Salah seorang korban meninggal yang berasal dari Purwakarta, Jawa Barat merupakan tulang punggung keluarganya. Sebuah stasiun televisi menayangkan bagaimana proses pemakaman dan kondisi keluarga yang ditinggalkan. Korban yang masih berusia 23 tahun tersebut mengadu nasib di Jakarta untuk membiayai kehidupan adik dan ibunya. Tapi apa mau dikata, pada hari tersebut, sebuah mobil secara tiba-tiba menabraknya sampai akhirnya nyawa korban tidak bisa diselamatkan.
Penulis menyimpulkan bahwa peristiwa tragis ini dipicu karena pelaku mengkonsumsi minuman keras dan narkoba. Pelaku sudah tidak asing dengan dunia barang-barang haram tersebut. Tidak hanya itu, dunia diskotik menjadi semacam tempat main sehari-hari bagi pelaku dan rekan-rekannya. Hal inilah yang menjadi peringatan langsung dari Allah SWT bagi para pelaku maksiat. Efek kemaksiatan tidak hanya merugikan bagi diri sendiri, tapi bagi keluarga, rekan-rekannya dan masyarakat pada umumnya. Jikalau kita berhitung, berapa kerugian akibat perbuatan yang pelaku lakukan? Bagaimana keadaan keluarga korban pasca peristiwa tragis ini ? bagaimana tekanan masyarakat kepada keluarga pelaku tabrakan ? dan berapa lagi kerugian yang tidak bisa kita hitung akibat dari perbuatan dari pelaku maksiat tersebut.
Minuman keras dan narkoba merupakan awal dari segalanya. Betapa kerugian yang dihasilkannya tidak hanya bagi sang pelaku, tetapi menyebar ke setiap orang di sekitarnya. Hal ini kita lihat dari peristiwa tragis tabrakan di Tugu Tani di atas.

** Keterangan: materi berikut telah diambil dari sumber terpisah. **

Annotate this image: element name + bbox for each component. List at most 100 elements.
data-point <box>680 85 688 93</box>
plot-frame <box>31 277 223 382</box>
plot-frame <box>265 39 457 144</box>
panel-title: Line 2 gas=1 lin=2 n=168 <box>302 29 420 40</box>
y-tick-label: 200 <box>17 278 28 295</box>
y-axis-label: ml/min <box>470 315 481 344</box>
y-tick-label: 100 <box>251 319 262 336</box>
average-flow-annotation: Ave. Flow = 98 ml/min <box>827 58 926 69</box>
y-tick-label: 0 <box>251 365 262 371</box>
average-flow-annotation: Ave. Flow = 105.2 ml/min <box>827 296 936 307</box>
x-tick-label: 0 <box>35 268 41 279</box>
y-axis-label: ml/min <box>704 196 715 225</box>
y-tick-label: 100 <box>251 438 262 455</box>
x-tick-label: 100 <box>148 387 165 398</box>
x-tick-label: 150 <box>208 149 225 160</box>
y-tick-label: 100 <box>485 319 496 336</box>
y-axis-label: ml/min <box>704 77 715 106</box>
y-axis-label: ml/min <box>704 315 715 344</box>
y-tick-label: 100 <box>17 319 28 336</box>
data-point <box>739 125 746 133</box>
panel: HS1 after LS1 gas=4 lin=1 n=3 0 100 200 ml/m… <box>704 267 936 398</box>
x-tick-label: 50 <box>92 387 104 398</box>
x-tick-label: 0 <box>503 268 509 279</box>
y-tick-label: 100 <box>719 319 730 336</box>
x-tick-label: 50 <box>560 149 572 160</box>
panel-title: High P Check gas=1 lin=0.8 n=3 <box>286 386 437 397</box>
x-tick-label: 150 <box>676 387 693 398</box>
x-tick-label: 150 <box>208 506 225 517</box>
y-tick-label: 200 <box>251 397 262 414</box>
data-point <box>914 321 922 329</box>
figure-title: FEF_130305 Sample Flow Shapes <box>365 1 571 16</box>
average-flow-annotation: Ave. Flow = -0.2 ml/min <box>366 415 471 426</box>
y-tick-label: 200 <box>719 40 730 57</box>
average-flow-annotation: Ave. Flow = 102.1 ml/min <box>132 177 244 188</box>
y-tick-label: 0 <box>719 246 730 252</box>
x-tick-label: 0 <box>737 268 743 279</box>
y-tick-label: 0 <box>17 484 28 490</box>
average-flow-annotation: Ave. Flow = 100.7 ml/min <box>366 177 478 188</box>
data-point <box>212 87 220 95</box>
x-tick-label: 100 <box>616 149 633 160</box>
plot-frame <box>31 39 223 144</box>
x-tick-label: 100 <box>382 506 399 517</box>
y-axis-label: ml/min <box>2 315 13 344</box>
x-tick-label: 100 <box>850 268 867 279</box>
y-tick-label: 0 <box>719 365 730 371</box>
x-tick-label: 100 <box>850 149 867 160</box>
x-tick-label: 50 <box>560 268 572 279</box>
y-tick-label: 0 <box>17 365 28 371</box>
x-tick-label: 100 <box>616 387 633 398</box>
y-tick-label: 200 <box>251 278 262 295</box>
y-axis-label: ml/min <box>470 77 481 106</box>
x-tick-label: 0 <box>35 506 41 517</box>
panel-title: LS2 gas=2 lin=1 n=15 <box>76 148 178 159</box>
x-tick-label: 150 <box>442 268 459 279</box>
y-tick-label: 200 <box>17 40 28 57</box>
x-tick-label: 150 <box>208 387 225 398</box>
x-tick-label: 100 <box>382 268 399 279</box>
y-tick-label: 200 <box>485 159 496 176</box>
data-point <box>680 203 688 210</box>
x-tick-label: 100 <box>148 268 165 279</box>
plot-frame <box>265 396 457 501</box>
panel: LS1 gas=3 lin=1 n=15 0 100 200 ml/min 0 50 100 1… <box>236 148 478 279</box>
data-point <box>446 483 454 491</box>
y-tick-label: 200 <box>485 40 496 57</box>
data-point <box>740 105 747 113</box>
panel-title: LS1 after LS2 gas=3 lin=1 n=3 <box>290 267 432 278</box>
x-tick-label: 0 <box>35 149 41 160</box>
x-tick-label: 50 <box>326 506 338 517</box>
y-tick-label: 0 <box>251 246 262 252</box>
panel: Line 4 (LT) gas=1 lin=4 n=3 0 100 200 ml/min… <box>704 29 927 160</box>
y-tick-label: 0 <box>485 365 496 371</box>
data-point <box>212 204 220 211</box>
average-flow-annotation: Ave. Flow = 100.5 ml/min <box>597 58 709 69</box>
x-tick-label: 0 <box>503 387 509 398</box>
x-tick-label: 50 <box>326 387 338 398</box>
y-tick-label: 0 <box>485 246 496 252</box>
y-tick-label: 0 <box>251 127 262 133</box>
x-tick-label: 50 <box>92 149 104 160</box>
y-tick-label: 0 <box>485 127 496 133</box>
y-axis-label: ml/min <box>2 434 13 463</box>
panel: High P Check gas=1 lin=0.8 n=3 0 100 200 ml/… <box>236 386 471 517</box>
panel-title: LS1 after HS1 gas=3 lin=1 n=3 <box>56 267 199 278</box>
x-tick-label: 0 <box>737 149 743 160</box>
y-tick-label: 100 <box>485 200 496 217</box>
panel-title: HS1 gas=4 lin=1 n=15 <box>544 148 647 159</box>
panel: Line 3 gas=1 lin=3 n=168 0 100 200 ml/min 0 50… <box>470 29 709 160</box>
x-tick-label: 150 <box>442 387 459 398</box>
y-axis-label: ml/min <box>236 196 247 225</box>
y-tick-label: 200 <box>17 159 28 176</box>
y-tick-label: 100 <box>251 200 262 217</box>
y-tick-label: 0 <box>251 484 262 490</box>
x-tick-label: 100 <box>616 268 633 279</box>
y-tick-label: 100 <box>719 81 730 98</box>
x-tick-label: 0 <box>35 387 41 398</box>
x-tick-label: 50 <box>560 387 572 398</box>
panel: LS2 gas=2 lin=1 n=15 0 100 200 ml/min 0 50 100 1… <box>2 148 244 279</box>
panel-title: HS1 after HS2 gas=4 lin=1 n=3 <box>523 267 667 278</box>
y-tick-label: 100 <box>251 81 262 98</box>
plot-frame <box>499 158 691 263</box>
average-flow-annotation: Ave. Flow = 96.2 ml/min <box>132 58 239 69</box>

Jikalau masih diberikan akal sehat, sungguh seharusnya peristiwa ini menjadi peringatan keras bagi pemerintah kita. Betapa tidak, saat ini kita dibuat malu oleh perilaku bodoh para pejabat negara. Dengan dalih pembinaan otonomi daerah, beberapa waktu yang lalu Menteri Dalam Negeri membatalkan 9 (sembilan) Peraturan Daerah (Perda) Anti Miras. Kemendagri berdalih perda-perda tersebut melanggar Keppres Nomor 3 tahun 1997 tentang Pengawasan dan Pengendalian Minuman Beralkohol. Dalam keterangannya, Menteri Dalam Negeri Gamawan Fauzi mengatakan bahwa pihaknya tidak pernah membatalkan Perda Anti Miras, tetapi hanya melakukan evaluasi. Tetapi faktanya, kegiatan berdalih evaluasi tersebut pada dasarnya adalah pembatalan atau pencabutan perda. Mendagri bisa berkilah, tetapi umat Islam tidak bisa dibohongi.
Dan pada akhirnya, setelah kecelakaan maut Xenia, akibat miras dan narkoba, apakah pemerintah pusat masih “bertekad” untuk membredel Perda Anti Miras?